As for other schools in Vermont, Coppolino said it’s unclear how widespread PCB contamination might be. The only data the state has on PCBs in schools is testing results from Burlington High School and a 2013 pilot study in which four schools in the state were tested for the airborne chemicals. None of those schools showed alarming PCB levels.
One source of potential concern is old fluorescent light ballasts, a common source of PCBs. Lighting ballasts were the main source of widespread PCB contamination at Sky Valley Education Center in Monroe, Wash., where a jury recently awarded $247 million to students, parents and teachers who suffered severe health effects from exposure to the chemicals.
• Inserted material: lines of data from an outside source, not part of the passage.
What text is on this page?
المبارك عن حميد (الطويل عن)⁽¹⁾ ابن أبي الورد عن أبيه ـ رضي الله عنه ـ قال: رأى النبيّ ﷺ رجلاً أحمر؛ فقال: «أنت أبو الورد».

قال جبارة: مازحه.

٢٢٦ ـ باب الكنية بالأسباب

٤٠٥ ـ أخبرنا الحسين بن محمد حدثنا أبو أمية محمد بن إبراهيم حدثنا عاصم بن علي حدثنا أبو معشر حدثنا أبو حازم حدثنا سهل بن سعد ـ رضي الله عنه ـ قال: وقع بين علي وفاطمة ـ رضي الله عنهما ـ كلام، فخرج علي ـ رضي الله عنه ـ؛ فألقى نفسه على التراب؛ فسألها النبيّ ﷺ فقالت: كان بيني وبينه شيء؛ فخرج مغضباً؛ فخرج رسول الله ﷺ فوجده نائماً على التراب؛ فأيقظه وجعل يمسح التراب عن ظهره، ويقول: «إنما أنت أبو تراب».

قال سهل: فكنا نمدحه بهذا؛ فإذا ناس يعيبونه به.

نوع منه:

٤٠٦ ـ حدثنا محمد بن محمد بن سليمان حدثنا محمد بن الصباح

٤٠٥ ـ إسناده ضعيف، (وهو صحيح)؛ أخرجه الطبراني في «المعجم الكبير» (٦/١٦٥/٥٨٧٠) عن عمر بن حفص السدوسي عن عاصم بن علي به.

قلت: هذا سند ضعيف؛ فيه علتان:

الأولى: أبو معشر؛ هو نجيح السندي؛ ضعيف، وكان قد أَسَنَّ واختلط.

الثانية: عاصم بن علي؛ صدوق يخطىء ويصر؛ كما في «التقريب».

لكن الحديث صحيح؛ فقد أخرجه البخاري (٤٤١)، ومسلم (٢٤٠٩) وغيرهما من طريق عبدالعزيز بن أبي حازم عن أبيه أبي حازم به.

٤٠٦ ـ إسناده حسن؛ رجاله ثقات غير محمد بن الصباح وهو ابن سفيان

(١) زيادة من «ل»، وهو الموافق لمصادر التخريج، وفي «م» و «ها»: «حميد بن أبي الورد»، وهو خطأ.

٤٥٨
In the mid-1990s, Vermont conducted a light ballast changeout program that many schools participated in, Coppolino said, but there are still some school buildings with old light ballasts. Furthermore, some schools may have taken out fluorescent lights, but not the capacitors in the light fixtures, which are actually the source of PCBs, Coppolino said.
“I don’t know,” Coppolino said when asked what the upcoming testing might find. “I hate to say one way or another what might happen.”